At some point in the midst of all the anxiety and chaos, I found myself looking at a portrait of a very blond Jesus, not the least bit interested in any racial issues, but absolutely transfixed by His hands. I’ve never really seen it before, the way painters often pose Him with His hand upright, about to give a blessing or a benediction.

His wounded hands. Not all paintings show His hands as being wounded, but they were, as He was pierced for our transgressions. Those hands lifted up to bless us, now bear our wounds.

I’m not sure why this struck me as such a powerful thing, but I am often quite ready to just wash my own hands of humanity’s foolishness and wave goodbye as civilization just swirls the drain. Might even give it a good flush, too.

I forget sometimes that Somebody upstairs thought we were to die for, literally, that we had such tremendous worth and value to Him, such potential, that we were worth laying down One’s life for.

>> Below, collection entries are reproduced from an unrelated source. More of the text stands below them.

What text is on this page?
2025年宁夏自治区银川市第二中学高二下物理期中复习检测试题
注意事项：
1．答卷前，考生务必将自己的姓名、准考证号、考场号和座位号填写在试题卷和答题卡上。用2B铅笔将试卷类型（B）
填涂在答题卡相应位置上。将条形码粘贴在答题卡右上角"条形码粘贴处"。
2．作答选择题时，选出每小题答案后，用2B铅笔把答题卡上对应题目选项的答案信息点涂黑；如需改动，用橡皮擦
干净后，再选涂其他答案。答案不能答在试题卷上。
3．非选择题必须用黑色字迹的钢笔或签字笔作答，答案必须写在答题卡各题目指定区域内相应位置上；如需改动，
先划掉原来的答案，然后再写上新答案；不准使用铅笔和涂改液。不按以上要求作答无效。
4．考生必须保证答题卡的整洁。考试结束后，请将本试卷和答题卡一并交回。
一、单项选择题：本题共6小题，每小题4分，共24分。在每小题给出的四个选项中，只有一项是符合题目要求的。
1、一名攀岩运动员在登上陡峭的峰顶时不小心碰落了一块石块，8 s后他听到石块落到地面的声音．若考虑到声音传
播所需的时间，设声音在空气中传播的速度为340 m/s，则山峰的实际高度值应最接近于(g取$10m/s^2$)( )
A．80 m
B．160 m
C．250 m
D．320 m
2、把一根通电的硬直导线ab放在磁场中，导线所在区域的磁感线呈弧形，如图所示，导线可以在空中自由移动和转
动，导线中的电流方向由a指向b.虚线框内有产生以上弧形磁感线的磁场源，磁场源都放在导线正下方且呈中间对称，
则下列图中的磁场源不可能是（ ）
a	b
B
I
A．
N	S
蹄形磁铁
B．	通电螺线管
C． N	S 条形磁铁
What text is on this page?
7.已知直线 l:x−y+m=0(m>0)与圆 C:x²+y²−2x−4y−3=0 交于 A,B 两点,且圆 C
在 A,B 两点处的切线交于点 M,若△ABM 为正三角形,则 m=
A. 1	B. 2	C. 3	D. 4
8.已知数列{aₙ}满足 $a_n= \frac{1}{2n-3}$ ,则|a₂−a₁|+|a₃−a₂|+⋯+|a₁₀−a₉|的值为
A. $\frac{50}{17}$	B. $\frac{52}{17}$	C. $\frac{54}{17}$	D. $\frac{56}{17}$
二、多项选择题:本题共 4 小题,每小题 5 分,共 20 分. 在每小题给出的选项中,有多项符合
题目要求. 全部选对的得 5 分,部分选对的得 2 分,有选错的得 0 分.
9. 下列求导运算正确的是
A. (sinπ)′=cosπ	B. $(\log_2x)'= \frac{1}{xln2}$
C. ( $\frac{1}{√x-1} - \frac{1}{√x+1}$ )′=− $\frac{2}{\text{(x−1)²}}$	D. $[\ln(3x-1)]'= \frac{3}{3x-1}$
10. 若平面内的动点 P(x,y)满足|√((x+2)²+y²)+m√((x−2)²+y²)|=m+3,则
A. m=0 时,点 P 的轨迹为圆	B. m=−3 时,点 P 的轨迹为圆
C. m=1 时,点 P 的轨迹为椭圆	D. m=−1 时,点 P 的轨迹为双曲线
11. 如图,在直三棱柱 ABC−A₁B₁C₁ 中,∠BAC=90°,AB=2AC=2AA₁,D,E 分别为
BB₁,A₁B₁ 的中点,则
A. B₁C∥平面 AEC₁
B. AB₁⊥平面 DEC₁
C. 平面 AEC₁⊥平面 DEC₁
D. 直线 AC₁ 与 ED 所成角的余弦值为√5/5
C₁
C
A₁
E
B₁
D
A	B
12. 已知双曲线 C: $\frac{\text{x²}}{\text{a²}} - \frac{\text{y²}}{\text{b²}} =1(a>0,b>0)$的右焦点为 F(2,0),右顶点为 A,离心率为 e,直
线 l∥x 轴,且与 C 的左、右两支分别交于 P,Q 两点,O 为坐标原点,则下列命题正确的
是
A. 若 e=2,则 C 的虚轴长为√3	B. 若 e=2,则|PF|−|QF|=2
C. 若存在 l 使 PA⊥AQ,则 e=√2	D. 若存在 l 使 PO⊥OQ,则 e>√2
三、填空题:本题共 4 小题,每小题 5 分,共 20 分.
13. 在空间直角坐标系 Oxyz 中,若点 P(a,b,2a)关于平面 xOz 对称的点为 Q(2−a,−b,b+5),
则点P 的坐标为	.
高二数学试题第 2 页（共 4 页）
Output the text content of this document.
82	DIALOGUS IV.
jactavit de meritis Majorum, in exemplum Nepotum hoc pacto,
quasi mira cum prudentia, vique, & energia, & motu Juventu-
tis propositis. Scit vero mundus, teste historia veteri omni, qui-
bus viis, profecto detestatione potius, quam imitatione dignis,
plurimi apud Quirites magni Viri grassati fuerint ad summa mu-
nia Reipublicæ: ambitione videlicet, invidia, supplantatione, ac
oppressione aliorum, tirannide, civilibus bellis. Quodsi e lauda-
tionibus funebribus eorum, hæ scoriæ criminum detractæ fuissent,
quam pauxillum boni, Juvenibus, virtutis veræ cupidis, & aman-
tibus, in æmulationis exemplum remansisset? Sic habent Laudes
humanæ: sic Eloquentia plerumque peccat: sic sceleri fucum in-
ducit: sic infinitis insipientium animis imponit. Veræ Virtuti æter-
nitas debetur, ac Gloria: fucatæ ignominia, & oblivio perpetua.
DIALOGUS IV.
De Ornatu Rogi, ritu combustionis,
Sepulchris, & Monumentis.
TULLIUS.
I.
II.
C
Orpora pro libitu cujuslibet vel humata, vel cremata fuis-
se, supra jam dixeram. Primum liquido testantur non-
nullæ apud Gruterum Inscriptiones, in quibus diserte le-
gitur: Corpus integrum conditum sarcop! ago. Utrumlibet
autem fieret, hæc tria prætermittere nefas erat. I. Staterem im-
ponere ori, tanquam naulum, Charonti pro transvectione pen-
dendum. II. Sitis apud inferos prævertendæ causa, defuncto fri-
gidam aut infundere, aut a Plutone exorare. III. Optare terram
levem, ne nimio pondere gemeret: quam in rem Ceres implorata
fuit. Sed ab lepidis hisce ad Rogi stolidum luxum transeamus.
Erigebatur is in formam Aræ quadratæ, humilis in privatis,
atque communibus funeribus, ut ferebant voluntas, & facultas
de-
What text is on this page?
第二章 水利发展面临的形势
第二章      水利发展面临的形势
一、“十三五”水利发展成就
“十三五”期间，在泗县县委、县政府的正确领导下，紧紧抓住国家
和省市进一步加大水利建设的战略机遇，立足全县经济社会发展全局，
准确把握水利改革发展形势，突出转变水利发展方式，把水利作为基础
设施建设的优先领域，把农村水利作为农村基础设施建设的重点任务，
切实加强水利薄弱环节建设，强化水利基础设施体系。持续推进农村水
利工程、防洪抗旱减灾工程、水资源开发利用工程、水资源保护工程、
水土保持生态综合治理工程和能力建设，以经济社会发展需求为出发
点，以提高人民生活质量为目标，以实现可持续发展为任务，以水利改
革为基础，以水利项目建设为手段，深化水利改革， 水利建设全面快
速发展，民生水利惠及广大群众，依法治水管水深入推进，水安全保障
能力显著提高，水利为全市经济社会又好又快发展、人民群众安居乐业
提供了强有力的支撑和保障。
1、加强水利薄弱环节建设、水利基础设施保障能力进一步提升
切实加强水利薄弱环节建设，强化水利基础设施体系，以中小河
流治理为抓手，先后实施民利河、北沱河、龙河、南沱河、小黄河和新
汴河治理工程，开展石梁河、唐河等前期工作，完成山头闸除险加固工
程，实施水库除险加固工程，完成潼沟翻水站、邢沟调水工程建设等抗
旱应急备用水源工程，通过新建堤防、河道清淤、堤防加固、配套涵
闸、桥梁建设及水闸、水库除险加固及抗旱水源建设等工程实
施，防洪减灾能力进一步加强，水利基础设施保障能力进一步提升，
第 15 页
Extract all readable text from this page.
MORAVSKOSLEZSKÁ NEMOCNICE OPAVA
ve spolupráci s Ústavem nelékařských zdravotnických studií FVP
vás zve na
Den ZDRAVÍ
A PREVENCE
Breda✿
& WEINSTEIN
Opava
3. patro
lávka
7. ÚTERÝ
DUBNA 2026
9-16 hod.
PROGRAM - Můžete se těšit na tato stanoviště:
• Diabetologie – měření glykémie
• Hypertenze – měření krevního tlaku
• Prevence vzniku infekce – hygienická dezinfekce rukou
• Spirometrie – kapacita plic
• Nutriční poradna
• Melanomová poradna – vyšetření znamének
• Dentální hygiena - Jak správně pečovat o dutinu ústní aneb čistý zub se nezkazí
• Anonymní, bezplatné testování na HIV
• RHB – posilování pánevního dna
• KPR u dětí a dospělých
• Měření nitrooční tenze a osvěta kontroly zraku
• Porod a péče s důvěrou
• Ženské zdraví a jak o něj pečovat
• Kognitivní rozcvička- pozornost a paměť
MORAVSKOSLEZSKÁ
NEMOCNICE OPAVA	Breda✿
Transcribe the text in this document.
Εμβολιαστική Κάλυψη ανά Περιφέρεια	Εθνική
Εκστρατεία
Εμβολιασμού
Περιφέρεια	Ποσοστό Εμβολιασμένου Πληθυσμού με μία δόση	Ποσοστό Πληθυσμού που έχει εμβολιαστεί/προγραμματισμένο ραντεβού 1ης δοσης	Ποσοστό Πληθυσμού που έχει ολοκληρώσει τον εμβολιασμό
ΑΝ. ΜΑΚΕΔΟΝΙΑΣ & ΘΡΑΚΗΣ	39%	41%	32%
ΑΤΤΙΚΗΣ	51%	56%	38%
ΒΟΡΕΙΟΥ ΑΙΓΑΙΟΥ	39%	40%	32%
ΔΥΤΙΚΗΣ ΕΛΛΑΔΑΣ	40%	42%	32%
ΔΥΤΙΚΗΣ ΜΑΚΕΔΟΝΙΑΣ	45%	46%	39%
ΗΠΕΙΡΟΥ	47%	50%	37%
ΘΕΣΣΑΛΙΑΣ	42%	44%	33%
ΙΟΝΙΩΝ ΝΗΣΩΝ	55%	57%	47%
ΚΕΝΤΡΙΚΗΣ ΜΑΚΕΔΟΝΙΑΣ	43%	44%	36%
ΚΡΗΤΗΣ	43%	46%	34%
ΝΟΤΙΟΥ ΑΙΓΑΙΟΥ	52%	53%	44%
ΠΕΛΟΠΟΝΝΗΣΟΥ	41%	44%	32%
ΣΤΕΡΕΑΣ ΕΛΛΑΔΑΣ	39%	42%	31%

Not only that, but at the end of it all, those wounded hands lifted up to bless us.

Those are our scars, our sins and imperfections, our foolishness, our hypocrisy and betrayal, our propensity for war, our greed and envy, our incompetence, our complete disregard for human life. I could go on and on, but I assure it’s an abysmal pile of human misery, mostly self inflicted, and all of it, every bit, was already received by those hands.

This is why I can’t despair, why I must not just throw in the towel, or simply give a courtesy flush on all of mankind. Jesus made a tremendous investment in us, even while knowing our flaws. The Bible says, “But God demonstrates his own love for us in this: While we were still sinners, Christ died for us.”

My own heart is often breaking, my own hands are tired, because as silly as it sounds, I often try to help Him carry the weight of the world, rather than simply accepting that He already did, and then trusting in Him.